Mon, 20 Oct 2025, 5:15 - 6:30pm

Please join us for our second General Linguistics Seminar of the term on Monday. Please get in touch if you would be interested in an individual meeting with the speaker on Monday.

James Magnuson (Basque Centre for Cognition, Brain & Language & U of Connecticut)

“Towards realistic and understandable models of human speech processing.”

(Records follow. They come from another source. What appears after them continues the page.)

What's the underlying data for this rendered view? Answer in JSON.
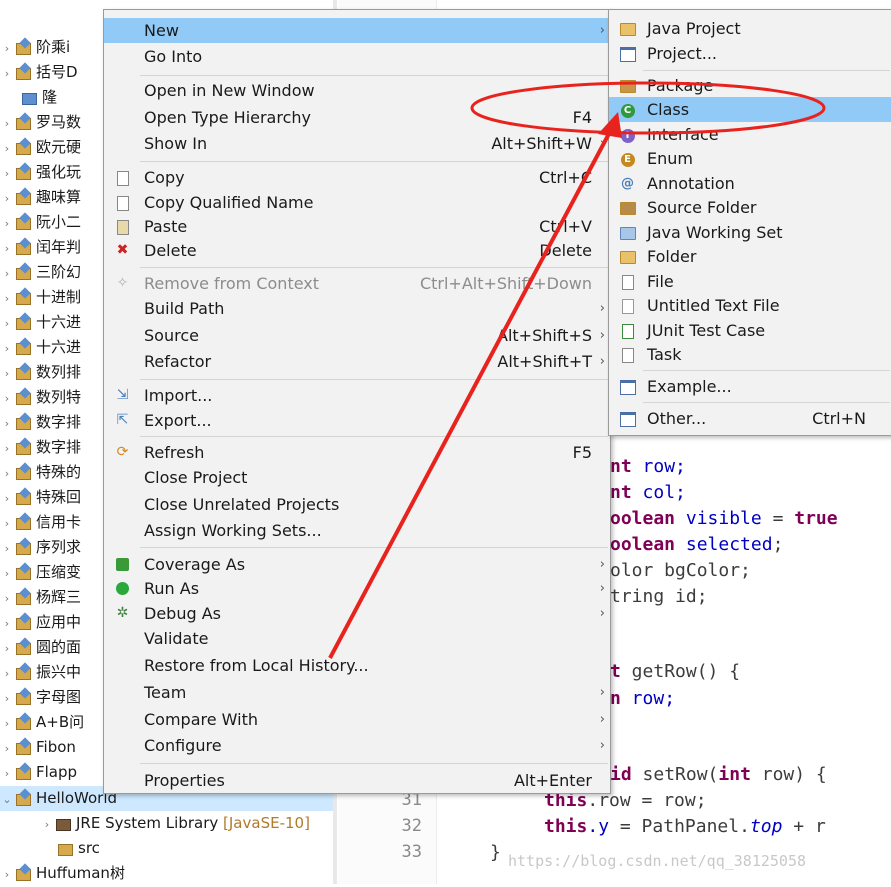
{
  "explorer": {
    "rows": [
      {
        "label": "阶乘i",
        "type": "project"
      },
      {
        "label": "括号D",
        "type": "project"
      },
      {
        "label": "隆",
        "type": "folder"
      },
      {
        "label": "罗马数",
        "type": "project"
      },
      {
        "label": "欧元硬",
        "type": "project"
      },
      {
        "label": "强化玩",
        "type": "project"
      },
      {
        "label": "趣味算",
        "type": "project"
      },
      {
        "label": "阮小二",
        "type": "project"
      },
      {
        "label": "闰年判",
        "type": "project"
      },
      {
        "label": "三阶幻",
        "type": "project"
      },
      {
        "label": "十进制",
        "type": "project"
      },
      {
        "label": "十六进",
        "type": "project"
      },
      {
        "label": "十六进",
        "type": "project"
      },
      {
        "label": "数列排",
        "type": "project"
      },
      {
        "label": "数列特",
        "type": "project"
      },
      {
        "label": "数字排",
        "type": "project"
      },
      {
        "label": "特殊的",
        "type": "project"
      },
      {
        "label": "特殊回",
        "type": "project"
      },
      {
        "label": "信用卡",
        "type": "project"
      },
      {
        "label": "序列求",
        "type": "project"
      },
      {
        "label": "压缩变",
        "type": "project"
      },
      {
        "label": "杨辉三",
        "type": "project"
      },
      {
        "label": "应用中",
        "type": "project"
      },
      {
        "label": "圆的面",
        "type": "project"
      },
      {
        "label": "振兴中",
        "type": "project"
      },
      {
        "label": "字母图",
        "type": "project"
      },
      {
        "label": "A+B问",
        "type": "project"
      },
      {
        "label": "Fibon",
        "type": "project"
      },
      {
        "label": "Flapp",
        "type": "project"
      }
    ],
    "selected_project": "HelloWorld",
    "jre_label": "JRE System Library",
    "jre_version": "[JavaSE-10]",
    "src_label": "src",
    "last_project": "Huffuman树"
  },
  "editor": {
    "line_numbers": [
      "31",
      "32",
      "33"
    ],
    "code": {
      "l1_kw": "nt",
      "l1_rest": " row;",
      "l2_kw": "nt",
      "l2_rest": " col;",
      "l3_kw": "oolean",
      "l3_fld": " visible",
      "l3_rest": " = ",
      "l3_true": "true",
      "l4_kw": "oolean",
      "l4_fld": " selected",
      "l4_rest": ";",
      "l5_text": "olor bgColor;",
      "l6_text": "tring id;",
      "l7_kw": "t",
      "l7_rest": " getRow() {",
      "l8_kw": "n",
      "l8_rest": " row;",
      "l9_kw": "id",
      "l9_rest": " setRow(",
      "l9_kw2": "int",
      "l9_rest2": " row) {",
      "l10_kw": "this",
      "l10_rest": ".row = row;",
      "l11_kw": "this",
      "l11_fld": ".y",
      "l11_rest": " = PathPanel.",
      "l11_it": "top",
      "l11_rest2": " + r",
      "l12": "}"
    },
    "watermark": "https://blog.csdn.net/qq_38125058"
  },
  "context_menu": {
    "items": [
      {
        "label": "New",
        "accel": "",
        "submenu": true,
        "highlight": true
      },
      {
        "label": "Go Into",
        "accel": ""
      },
      {
        "label": "Open in New Window",
        "accel": ""
      },
      {
        "label": "Open Type Hierarchy",
        "accel": "F4"
      },
      {
        "label": "Show In",
        "accel": "Alt+Shift+W",
        "submenu": true
      },
      {
        "label": "Copy",
        "accel": "Ctrl+C"
      },
      {
        "label": "Copy Qualified Name",
        "accel": ""
      },
      {
        "label": "Paste",
        "accel": "Ctrl+V"
      },
      {
        "label": "Delete",
        "accel": "Delete"
      },
      {
        "label": "Remove from Context",
        "accel": "Ctrl+Alt+Shift+Down",
        "disabled": true
      },
      {
        "label": "Build Path",
        "accel": "",
        "submenu": true
      },
      {
        "label": "Source",
        "accel": "Alt+Shift+S",
        "submenu": true
      },
      {
        "label": "Refactor",
        "accel": "Alt+Shift+T",
        "submenu": true
      },
      {
        "label": "Import...",
        "accel": ""
      },
      {
        "label": "Export...",
        "accel": ""
      },
      {
        "label": "Refresh",
        "accel": "F5"
      },
      {
        "label": "Close Project",
        "accel": ""
      },
      {
        "label": "Close Unrelated Projects",
        "accel": ""
      },
      {
        "label": "Assign Working Sets...",
        "accel": ""
      },
      {
        "label": "Coverage As",
        "accel": "",
        "submenu": true
      },
      {
        "label": "Run As",
        "accel": "",
        "submenu": true
      },
      {
        "label": "Debug As",
        "accel": "",
        "submenu": true
      },
      {
        "label": "Validate",
        "accel": ""
      },
      {
        "label": "Restore from Local History...",
        "accel": ""
      },
      {
        "label": "Team",
        "accel": "",
        "submenu": true
      },
      {
        "label": "Compare With",
        "accel": "",
        "submenu": true
      },
      {
        "label": "Configure",
        "accel": "",
        "submenu": true
      },
      {
        "label": "Properties",
        "accel": "Alt+Enter"
      }
    ]
  },
  "new_submenu": {
    "items": [
      {
        "label": "Java Project",
        "accel": ""
      },
      {
        "label": "Project...",
        "accel": ""
      },
      {
        "label": "Package",
        "accel": ""
      },
      {
        "label": "Class",
        "accel": "",
        "highlight": true
      },
      {
        "label": "Interface",
        "accel": ""
      },
      {
        "label": "Enum",
        "accel": ""
      },
      {
        "label": "Annotation",
        "accel": ""
      },
      {
        "label": "Source Folder",
        "accel": ""
      },
      {
        "label": "Java Working Set",
        "accel": ""
      },
      {
        "label": "Folder",
        "accel": ""
      },
      {
        "label": "File",
        "accel": ""
      },
      {
        "label": "Untitled Text File",
        "accel": ""
      },
      {
        "label": "JUnit Test Case",
        "accel": ""
      },
      {
        "label": "Task",
        "accel": ""
      },
      {
        "label": "Example...",
        "accel": ""
      },
      {
        "label": "Other...",
        "accel": "Ctrl+N"
      }
    ]
  },
  "annotation": {
    "color": "#e8231e"
  }
}
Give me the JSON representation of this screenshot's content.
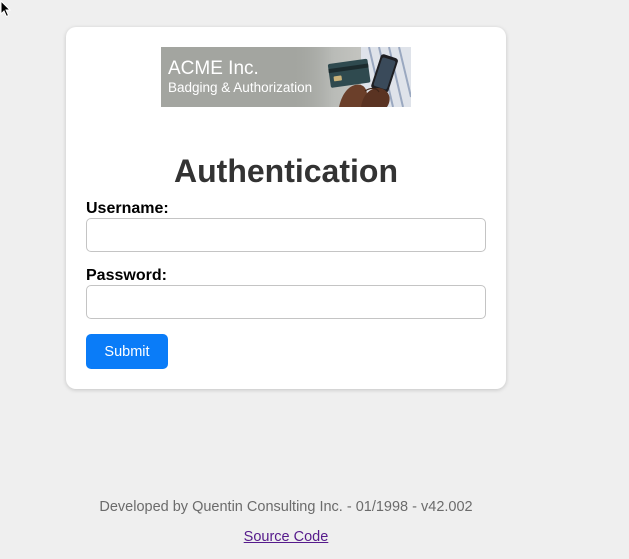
{
  "banner": {
    "company": "ACME Inc.",
    "tagline": "Badging & Authorization"
  },
  "form": {
    "title": "Authentication",
    "username_label": "Username:",
    "username_value": "",
    "password_label": "Password:",
    "password_value": "",
    "submit_label": "Submit"
  },
  "footer": {
    "credit": "Developed by Quentin Consulting Inc. - 01/1998 - v42.002",
    "source_link": "Source Code"
  },
  "colors": {
    "page_background": "#efefef",
    "card_background": "#ffffff",
    "submit_button": "#0a7cf8",
    "visited_link": "#551a8b"
  },
  "icons": {
    "cursor": "mouse-pointer-icon"
  }
}
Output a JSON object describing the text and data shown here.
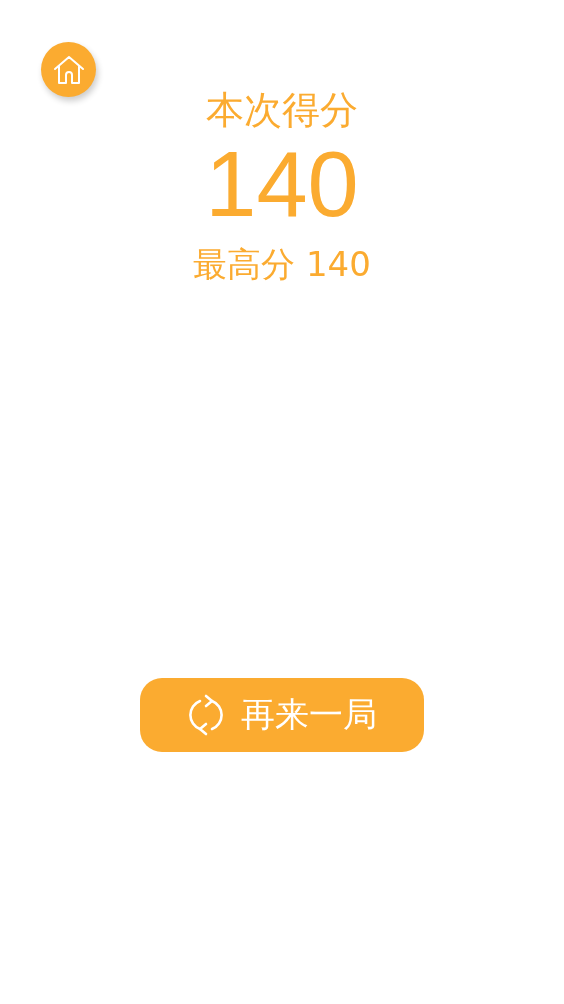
{
  "score_title": "本次得分",
  "score": "140",
  "best_label": "最高分 140",
  "replay_button": {
    "label": "再来一局"
  }
}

Monday October 20, 5:15pm, Linguistics Large Seminar Room, Schwarzman Centre 30.445

5:15 - Linguistics Large Seminar Room, Schwarzman Centre 30.445
6:30 - Reception in Linguistics Faculty Hub, Schwarzman Centre 30.400

ABSTRACT: Theories of speech perception are complex enough that they require computational models to implement their principles and derive predictions by simulation. Yet until recently, our cognitive models could not address the fundamental challenge of speech perception: phonetic constancy. Listeners achieve phonetic constancy despite a many-to-many mapping (lack of invariance) between acoustics and perceptual categories (phonemes, roughly). Phonetic constancy has been out of scope because most cognitive models operate on abstract, simplified inputs rather than real speech. Current deep learning and transformer-based approaches to automatic speech recognition do not offer a viable alternative. While remarkably powerful, they are not understandable: their complexity obscures the mechanisms that allow them to work, limiting potential theoretical insights into human speech processing. We need a middle ground: models that are sufficiently simple that we can understand them, yet sufficiently realistic to work on real speech. I describe our group’s approach, where we develop the simplest neural networks capable of processing real speech, and compare them to core human behavioral and neural benchmarks. I will discuss a recent discovery that has led us to refine our minimalist approach: modest increases in model depth allow a hierarchical division of labor to emerge that maps onto the cortical hierarchy that supports human speech understanding.